Hamilton Using Critical Approach

First draft due – minimum 3 full pages

This draft should be in “regular” essay format, including internal citation, but may stop short of incorporating all evidence you will use.

Final draft due – minimum 5 full pages. MLA format – Times New Roman 12 point font; correct heading, spacing, and indentation; internal citation; list of works cited page [does not count toward page count]; etc.

THE PROMPT – Your job in this assignment is twofold:

  1. Write an essay in which you make a careful, arguable, interpretive claim [thesis] about a literary element or elements in Hamilton, by Lin-Manuel Miranda.
  2. Frame and support the claim above using ideas and evidence consistent with a specific critical approach [lens/”school”] of literary criticism of your choice from the list below.
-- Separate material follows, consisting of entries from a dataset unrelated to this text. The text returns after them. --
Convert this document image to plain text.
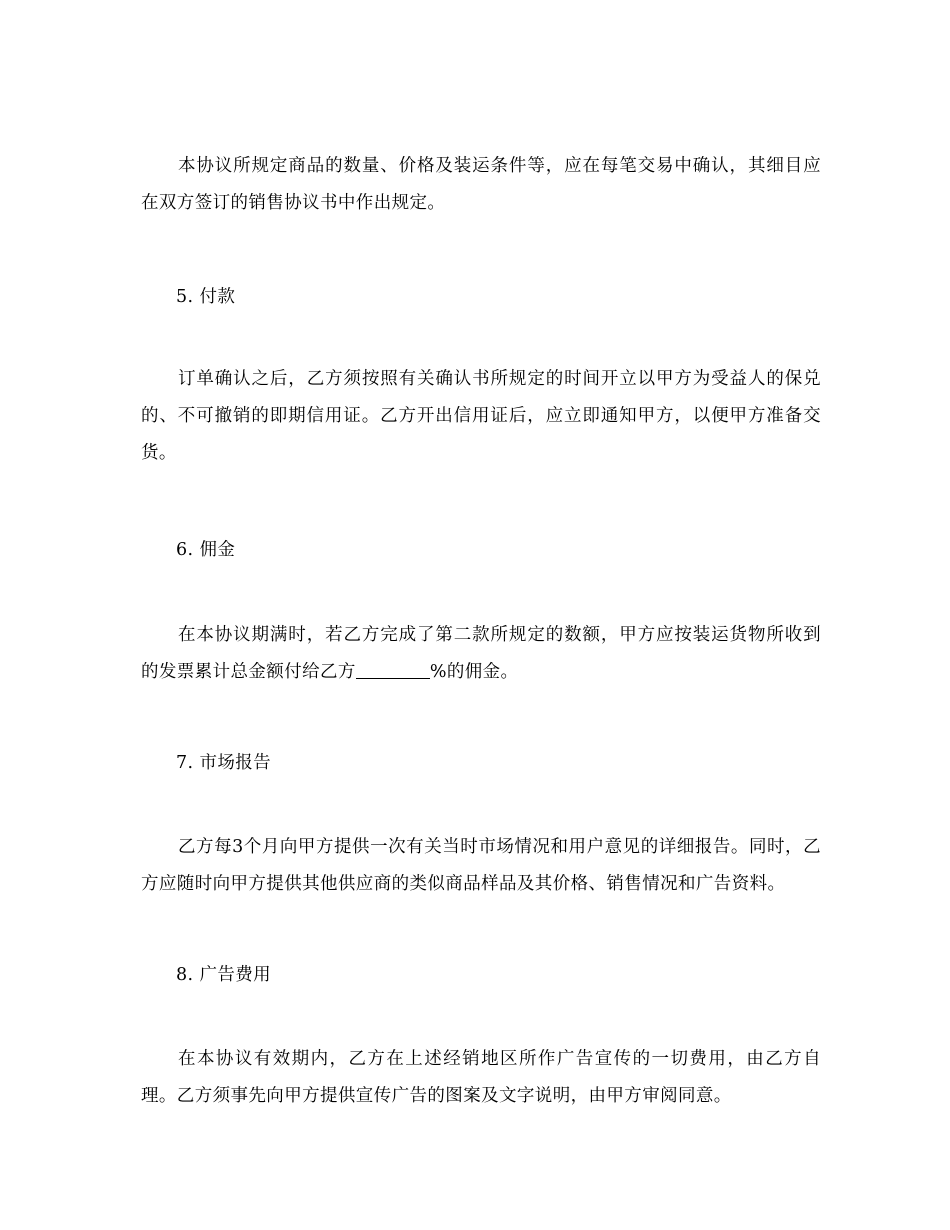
本协议所规定商品的数量、价格及装运条件等，应在每笔交易中确认，其细目应在双方签订的销售协议书中作出规定。
5. 付款
订单确认之后，乙方须按照有关确认书所规定的时间开立以甲方为受益人的保兑的、不可撤销的即期信用证。乙方开出信用证后，应立即通知甲方，以便甲方准备交货。
6. 佣金
在本协议期满时，若乙方完成了第二款所规定的数额，甲方应按装运货物所收到的发票累计总金额付给乙方	%的佣金。
7. 市场报告
乙方每3个月向甲方提供一次有关当时市场情况和用户意见的详细报告。同时，乙方应随时向甲方提供其他供应商的类似商品样品及其价格、销售情况和广告资料。
8. 广告费用
在本协议有效期内，乙方在上述经销地区所作广告宣传的一切费用，由乙方自理。乙方须事先向甲方提供宣传广告的图案及文字说明，由甲方审阅同意。
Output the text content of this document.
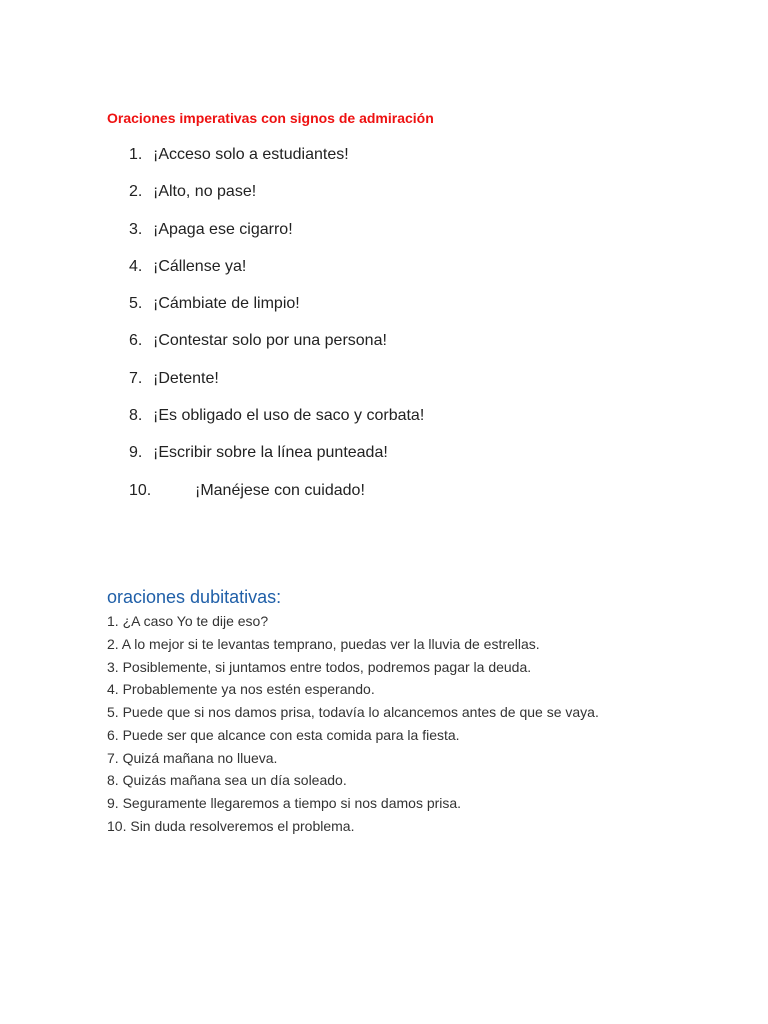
Oraciones imperativas con signos de admiración
1. ¡Acceso solo a estudiantes!
2. ¡Alto, no pase!
3. ¡Apaga ese cigarro!
4. ¡Cállense ya!
5. ¡Cámbiate de limpio!
6. ¡Contestar solo por una persona!
7. ¡Detente!
8. ¡Es obligado el uso de saco y corbata!
9. ¡Escribir sobre la línea punteada!
10.	¡Manéjese con cuidado!
oraciones dubitativas:
1. ¿A caso Yo te dije eso?
2. A lo mejor si te levantas temprano, puedas ver la lluvia de estrellas.
3. Posiblemente, si juntamos entre todos, podremos pagar la deuda.
4. Probablemente ya nos estén esperando.
5. Puede que si nos damos prisa, todavía lo alcancemos antes de que se vaya.
6. Puede ser que alcance con esta comida para la fiesta.
7. Quizá mañana no llueva.
8. Quizás mañana sea un día soleado.
9. Seguramente llegaremos a tiempo si nos damos prisa.
10. Sin duda resolveremos el problema.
You must do independent research to find and incorporate one published example of your chosen literary theory/school/lens.


Remember that an element to choose could be characterization [motivation, development, relationship], theme [loss, ambition, jealousy, redemption], imagery, specific language use, or really any literary element.
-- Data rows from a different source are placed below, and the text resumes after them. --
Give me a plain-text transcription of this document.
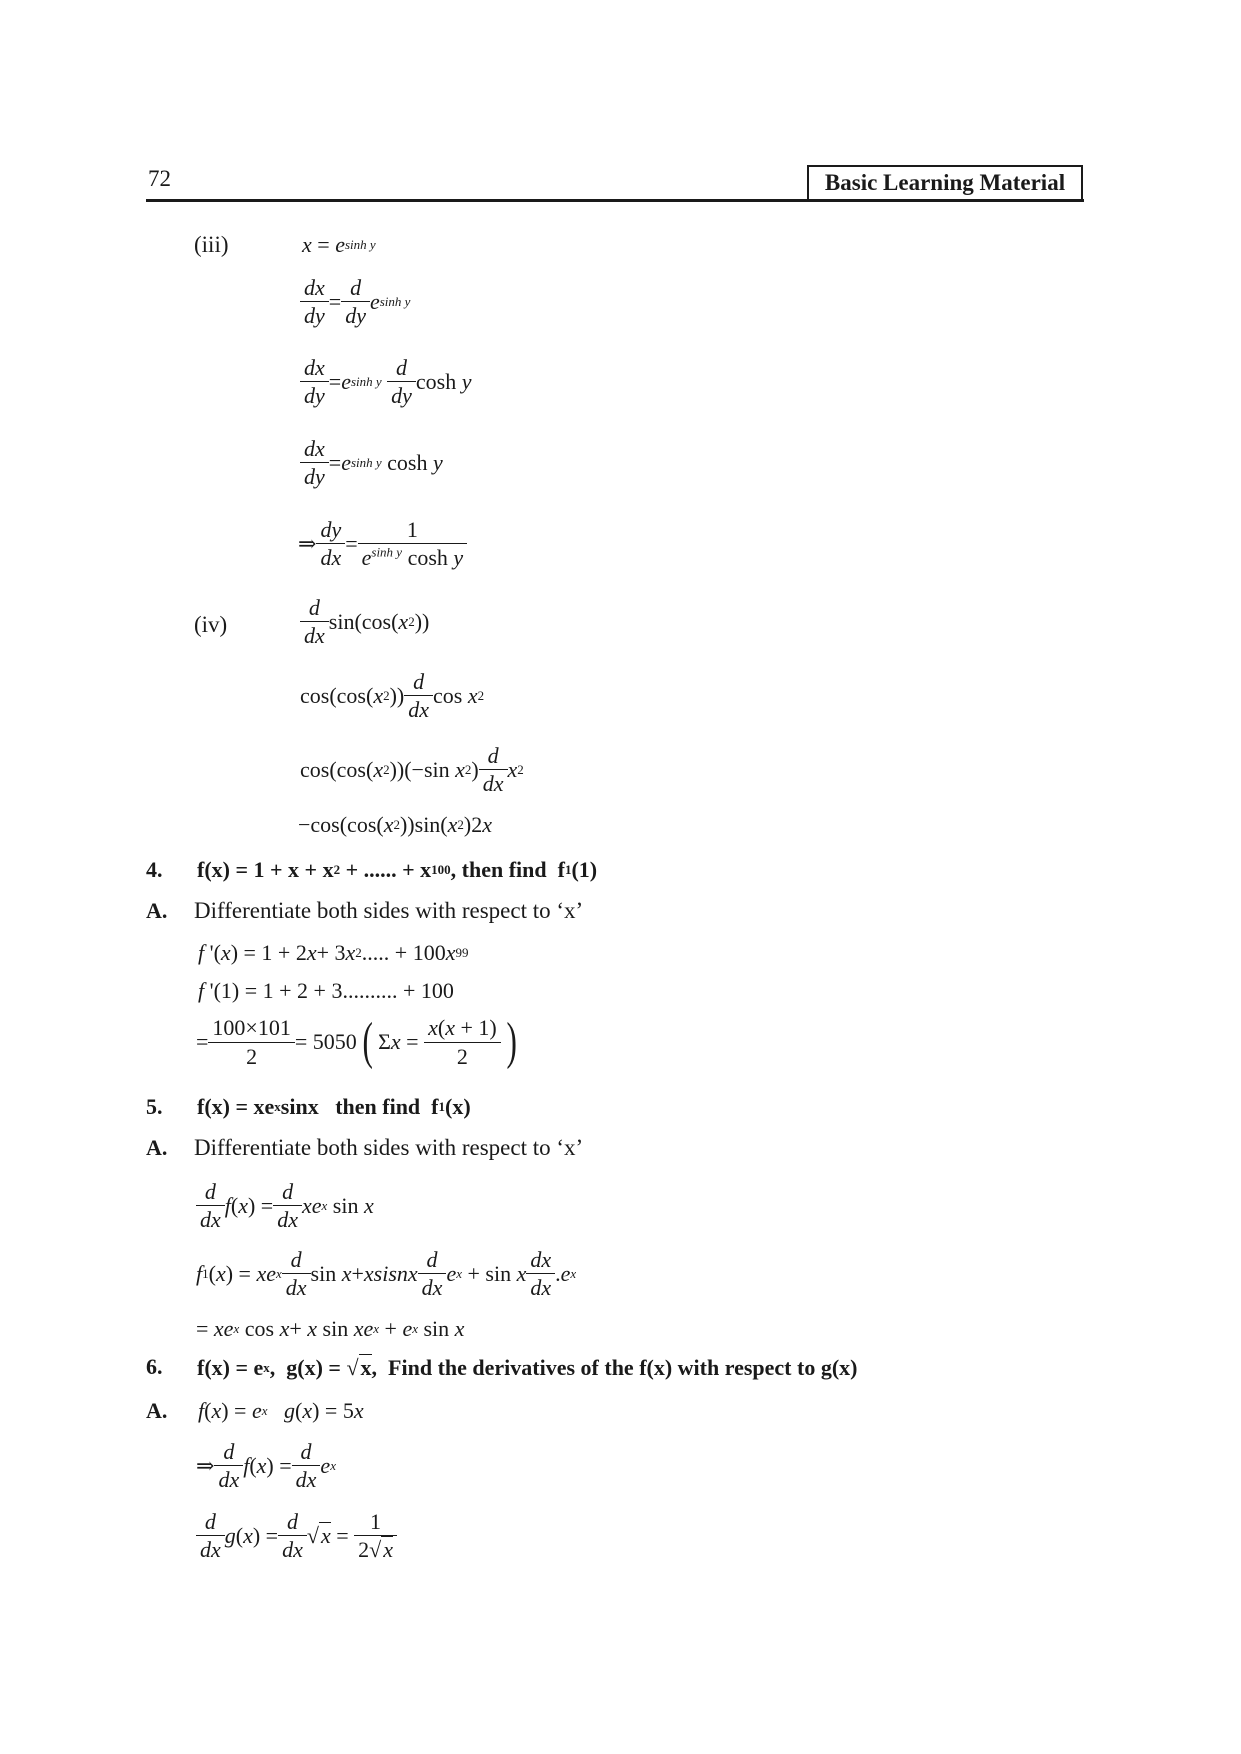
72	Basic Learning Material
(iii)	x = e sinh y
$\frac{dx}{dy} = \frac{d}{dy}$ e sinh y
$\frac{dx}{dy} = e$ sinh y
$\frac{d}{dy}$ cosh y
$\frac{dx}{dy} = e$ sinh y
cosh y
⇒ $\frac{dy}{dx} = \frac{1}{e^{sinh y} \cosh y}$
(iv)	$\frac{d}{dx} \sin(\cos$( x 2 ))
cos(cos( x 2 )) $\frac{d}{dx}$ cos x 2
cos(cos( x 2 ))(−sin x 2 ) $\frac{d}{dx}$ x 2
−cos(cos( x 2 ))sin( x 2 )2 x
4. f(x) = 1 + x + x 2 + ...... + x 100 , then find  f 1 (1)
A. Differentiate both sides with respect to ‘x’
f '( x ) = 1 + 2 x + 3 x 2 ..... + 100 x 99
f '(1) = 1 + 2 + 3.......... + 100
= $\frac{100\times 101}{2} = 5050$ ( Σ $x = \frac{x(x + 1)}{2}$ )
5. f(x) = xe x sinx   then find  f 1 (x)
A. Differentiate both sides with respect to ‘x’
$\frac{d}{dx}$ f ( x ) = $\frac{d}{dx}$ xe x
sin x
f 1 ( x ) = xe x $\frac{d}{dx}$ sin x + xsisnx $\frac{d}{dx}$ e x + sin x $\frac{dx}{dx}$ . e x
= xe x
cos x + x sin xe x + e x
sin x
6. f(x) = e x ,  g(x) = √ x ,  Find the derivatives of the f(x) with respect to g(x)
A. f ( x ) = e x g ( x ) = 5 x
⇒ $\frac{d}{dx}$ f ( x ) = $\frac{d}{dx}$ e x
$\frac{d}{dx}$ g ( x ) = $\frac{d}{dx}$ √ $x = \frac{1}{2√x}$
Use lots of specific references to the musical. Choose places that best show and support your ideas.

Make a connection between your ideas and those specific places in the text, and explain why each specific place connects to your ideas. [If that sounded repetitive, re-read it. Many folx forget to “connect and explain.”]

If you find yourself falling back on oversimplified claims, such as “Hamilton is hotheaded,” “Burr is paranoid,” etc., ask yourself why or how the author created that effect – Miranda deleted many songs and scenes and words – what is it about the part you are examining that it deserved to stay?

This essay does not need to cover the whole musical – in fact, it shouldn’t. You can focus on one particular section of the musical, or follow one or two particular characters’ interactions, or consider effects that result from specific language use or other literary technique.

Research your critical lens carefully. Get comfortable with the “way of looking,” and then stick to that lens. It will focus [wordplay!] your work.


Please do not spend time explaining the critical theory you will use. Presume the reader knows how the lens works. For example, avoid sentences and phrases such as “Feminist theory suggests women have been excluded or marginalized in literature and examines the ways in which that marginalization has occurred; just use the approach!

You are writing for an audience that has watched/read/listened to the play. That means you do not need to retell the plot or explain character’s relationships to one another, etc.

Please do not simply repeat what has been said in class sessions or what you have read [this is called “parroting”]. You may *start* from what we have discussed in class or what your outside source asserts/argues, but go beyond…make claims which extend what you have found or heard!


  • Make your thesis statement in the introduction paragraph.
  • Use one outside scholarly source appropriately and only as needed. The bulk of your essay should be supported with primary evidence from the play along with your own original analysis of that evidence.
  • Write at least 5 full pages [even one word short cannot receive credit].
  • Format according to MLA style. Visit Purdue’s Online Writing Lab for info and help:
  • Write exclusively in 3rd person POV [Do not use: I, me, my, mine, we, us, you, your, yours].